Grenzlandtheater am 18. März im Jünglingshaus

Kultur

Mit „Paulette“ bringt das Grenzlandtheater ein Stück auf die Bühne, das mit Witz und Charme besticht, skurrile Figuren zeigt und eine noch skurrilere Geschichte erzählt, dabei aber nie den Aspekt der Gesellschaftskritik vollständig aus den Augen verliert.

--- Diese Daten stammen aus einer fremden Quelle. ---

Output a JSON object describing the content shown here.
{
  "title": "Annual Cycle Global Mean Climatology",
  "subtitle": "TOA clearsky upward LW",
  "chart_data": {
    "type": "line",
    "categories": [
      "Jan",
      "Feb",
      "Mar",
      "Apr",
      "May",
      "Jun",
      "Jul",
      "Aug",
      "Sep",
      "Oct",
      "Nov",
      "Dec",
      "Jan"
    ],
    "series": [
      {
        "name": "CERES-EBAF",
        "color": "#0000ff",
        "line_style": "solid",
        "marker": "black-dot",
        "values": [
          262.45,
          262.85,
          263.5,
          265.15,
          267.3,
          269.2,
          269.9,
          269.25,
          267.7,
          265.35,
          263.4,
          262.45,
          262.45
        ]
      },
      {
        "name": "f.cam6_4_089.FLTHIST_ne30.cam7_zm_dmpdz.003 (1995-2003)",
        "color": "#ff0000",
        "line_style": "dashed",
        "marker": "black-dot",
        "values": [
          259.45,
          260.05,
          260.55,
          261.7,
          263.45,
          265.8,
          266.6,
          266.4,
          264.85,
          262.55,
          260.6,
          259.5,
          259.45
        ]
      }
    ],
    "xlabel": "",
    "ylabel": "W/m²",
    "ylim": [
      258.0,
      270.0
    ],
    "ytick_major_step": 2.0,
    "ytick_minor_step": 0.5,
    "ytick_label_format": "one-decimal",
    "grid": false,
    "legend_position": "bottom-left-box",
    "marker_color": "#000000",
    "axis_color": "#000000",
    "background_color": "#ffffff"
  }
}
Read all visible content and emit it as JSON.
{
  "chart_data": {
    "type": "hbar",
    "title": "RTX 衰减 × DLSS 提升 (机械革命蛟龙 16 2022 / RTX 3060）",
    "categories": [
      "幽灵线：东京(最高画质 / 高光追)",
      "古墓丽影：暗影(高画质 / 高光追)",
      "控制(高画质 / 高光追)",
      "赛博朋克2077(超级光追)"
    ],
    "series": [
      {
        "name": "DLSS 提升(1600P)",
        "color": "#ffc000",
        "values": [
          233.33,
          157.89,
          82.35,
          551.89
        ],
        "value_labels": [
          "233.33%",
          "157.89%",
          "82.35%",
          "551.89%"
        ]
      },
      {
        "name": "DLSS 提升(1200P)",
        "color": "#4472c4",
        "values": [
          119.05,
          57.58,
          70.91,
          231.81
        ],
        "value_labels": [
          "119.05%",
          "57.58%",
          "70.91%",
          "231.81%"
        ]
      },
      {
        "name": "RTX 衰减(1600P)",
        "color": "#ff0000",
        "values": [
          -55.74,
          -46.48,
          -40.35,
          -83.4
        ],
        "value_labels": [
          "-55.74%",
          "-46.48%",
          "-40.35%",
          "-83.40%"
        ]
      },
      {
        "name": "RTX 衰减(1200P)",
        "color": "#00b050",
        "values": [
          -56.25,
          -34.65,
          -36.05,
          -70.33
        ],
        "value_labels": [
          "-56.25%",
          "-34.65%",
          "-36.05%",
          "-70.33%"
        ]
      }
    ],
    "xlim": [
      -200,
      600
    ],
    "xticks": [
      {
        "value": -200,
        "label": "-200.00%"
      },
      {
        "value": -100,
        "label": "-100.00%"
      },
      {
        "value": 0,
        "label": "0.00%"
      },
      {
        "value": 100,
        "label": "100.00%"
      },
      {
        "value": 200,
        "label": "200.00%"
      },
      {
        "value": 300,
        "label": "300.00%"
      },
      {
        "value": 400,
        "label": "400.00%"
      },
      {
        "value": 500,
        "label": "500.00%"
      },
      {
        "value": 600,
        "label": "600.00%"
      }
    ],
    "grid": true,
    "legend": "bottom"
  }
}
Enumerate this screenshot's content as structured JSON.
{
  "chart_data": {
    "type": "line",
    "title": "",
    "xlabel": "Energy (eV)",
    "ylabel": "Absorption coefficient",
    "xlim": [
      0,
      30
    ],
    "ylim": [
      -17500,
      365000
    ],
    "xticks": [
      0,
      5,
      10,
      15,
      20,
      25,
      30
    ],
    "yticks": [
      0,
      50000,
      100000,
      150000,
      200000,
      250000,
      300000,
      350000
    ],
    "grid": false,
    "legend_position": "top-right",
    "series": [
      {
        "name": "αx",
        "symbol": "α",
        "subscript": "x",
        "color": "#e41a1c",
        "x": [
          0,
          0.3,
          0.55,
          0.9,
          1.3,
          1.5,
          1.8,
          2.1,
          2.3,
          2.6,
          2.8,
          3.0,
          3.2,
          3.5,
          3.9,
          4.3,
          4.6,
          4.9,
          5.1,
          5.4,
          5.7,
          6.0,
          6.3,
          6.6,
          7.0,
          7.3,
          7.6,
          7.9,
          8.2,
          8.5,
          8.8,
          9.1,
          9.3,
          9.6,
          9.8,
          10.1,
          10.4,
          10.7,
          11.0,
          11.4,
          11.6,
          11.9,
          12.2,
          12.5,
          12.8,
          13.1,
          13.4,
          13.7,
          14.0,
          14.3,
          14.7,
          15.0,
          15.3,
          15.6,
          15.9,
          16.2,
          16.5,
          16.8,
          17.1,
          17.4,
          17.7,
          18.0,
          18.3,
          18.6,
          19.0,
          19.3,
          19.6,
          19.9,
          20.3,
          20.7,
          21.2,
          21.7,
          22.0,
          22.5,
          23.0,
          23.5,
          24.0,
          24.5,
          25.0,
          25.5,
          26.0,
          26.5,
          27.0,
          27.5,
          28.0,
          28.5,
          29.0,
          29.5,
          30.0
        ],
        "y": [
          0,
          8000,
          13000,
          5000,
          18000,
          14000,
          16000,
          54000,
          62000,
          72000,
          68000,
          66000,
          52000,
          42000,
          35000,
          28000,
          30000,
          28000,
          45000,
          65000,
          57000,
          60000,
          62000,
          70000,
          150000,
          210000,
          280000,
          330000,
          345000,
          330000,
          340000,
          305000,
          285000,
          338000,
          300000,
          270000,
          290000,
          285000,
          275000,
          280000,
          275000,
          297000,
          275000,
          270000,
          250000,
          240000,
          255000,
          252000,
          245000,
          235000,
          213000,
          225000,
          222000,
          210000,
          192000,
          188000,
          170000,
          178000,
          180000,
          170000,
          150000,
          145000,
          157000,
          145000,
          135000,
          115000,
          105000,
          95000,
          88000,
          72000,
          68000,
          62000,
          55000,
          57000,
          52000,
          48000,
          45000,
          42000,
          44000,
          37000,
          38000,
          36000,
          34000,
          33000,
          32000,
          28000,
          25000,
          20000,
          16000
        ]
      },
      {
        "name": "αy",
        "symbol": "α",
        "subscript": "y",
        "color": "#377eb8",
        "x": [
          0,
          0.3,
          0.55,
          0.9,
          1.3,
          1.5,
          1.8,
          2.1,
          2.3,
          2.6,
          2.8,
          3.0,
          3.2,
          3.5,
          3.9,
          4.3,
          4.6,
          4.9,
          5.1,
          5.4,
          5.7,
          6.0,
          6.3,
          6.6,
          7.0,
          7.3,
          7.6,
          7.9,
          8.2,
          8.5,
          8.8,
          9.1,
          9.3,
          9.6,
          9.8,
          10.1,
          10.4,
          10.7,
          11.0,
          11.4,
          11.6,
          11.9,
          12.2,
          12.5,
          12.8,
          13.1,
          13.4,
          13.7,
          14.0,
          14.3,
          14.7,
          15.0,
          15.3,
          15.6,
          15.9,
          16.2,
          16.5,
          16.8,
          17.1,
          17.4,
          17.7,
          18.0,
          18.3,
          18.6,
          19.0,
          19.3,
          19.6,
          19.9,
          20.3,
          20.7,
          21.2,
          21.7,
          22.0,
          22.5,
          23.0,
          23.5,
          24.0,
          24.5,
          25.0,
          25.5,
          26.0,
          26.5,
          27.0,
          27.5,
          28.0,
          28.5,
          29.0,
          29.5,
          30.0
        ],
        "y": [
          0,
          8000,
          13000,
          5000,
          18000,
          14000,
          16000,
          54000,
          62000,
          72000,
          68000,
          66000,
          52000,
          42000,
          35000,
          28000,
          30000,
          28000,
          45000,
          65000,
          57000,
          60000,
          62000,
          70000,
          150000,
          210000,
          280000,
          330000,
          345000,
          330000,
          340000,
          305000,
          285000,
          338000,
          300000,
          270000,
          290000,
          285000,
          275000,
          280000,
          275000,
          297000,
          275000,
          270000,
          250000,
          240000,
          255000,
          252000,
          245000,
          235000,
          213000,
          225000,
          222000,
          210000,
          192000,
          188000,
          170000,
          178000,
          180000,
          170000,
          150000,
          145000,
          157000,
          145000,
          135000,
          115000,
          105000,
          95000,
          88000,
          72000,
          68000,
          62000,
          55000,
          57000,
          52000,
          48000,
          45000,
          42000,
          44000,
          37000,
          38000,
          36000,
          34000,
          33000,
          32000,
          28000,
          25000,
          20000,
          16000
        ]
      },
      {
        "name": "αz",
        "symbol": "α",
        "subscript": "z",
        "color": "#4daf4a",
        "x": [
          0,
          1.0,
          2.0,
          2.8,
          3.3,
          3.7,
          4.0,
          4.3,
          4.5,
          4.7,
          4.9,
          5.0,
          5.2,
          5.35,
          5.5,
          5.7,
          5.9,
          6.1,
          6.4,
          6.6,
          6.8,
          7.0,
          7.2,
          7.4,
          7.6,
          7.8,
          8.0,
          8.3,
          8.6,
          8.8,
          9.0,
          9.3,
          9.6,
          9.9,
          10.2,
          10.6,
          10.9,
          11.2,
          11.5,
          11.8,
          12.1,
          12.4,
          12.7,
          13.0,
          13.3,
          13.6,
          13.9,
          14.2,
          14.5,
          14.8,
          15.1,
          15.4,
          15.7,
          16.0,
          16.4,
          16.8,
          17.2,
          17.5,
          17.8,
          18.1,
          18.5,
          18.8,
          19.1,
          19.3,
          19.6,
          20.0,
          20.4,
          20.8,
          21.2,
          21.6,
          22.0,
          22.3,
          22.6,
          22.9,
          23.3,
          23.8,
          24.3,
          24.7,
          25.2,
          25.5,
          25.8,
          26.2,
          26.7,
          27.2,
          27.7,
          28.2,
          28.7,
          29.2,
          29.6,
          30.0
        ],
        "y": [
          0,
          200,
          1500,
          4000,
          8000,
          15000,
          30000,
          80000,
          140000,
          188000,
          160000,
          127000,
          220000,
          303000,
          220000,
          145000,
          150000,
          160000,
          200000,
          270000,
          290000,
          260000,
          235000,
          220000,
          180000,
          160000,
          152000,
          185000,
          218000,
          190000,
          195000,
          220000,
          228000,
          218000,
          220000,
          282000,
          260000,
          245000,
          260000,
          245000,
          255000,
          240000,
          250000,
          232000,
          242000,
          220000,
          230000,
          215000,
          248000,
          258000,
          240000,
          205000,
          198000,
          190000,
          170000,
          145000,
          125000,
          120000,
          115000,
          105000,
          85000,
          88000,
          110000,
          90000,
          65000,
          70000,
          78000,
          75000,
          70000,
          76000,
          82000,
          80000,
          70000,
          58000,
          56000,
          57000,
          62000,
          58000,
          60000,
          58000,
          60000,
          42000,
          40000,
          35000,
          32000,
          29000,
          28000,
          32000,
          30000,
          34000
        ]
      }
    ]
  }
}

Das Ensemble des Aachener Grenzlandtheaters zeigt die Gangster-Komödie um die „Drogen-Omi“ am Sonntag, 18. März, um 20 Uhr im Eupener Kulturzentrum Jünglingshaus. Der Vorverkauf ist bereits sehr gut angelaufen.

„Paulette“ basiert auf dem gleichnamigen Erfolgsfilm von Jérôme Enrico, Bianca Olsen, Laurie Aubanel und Cyril Rambour. Für die Bühne adaptiert wurde die Komödie von Anna Bechstein.

Zum Inhalt: Die Seniorin Paulette führt ein ziemlich trostloses Leben in einer Pariser Banlieue. Ihr Schicksal hat sie zu einer verbitterten Rassistin gemacht: Für Paulette sind die Ausländer an allem schuld. Ihre schmale Rente reicht hinten und vorne nicht, ein Teil ihres Mobiliars wurde bereits gepfändet. Eines Tages aber kommt die rüstige Dame auf die Idee, durch den Verkauf von Cannabis ihre Kasse aufzubessern. Bald werden Paulettes berauschend gute Haschkekse zum Verkaufsschlager, und auch sie selbst gewinnt wieder Lebensfreude. Aber die Komplikationen lassen nicht lange auf sich warten …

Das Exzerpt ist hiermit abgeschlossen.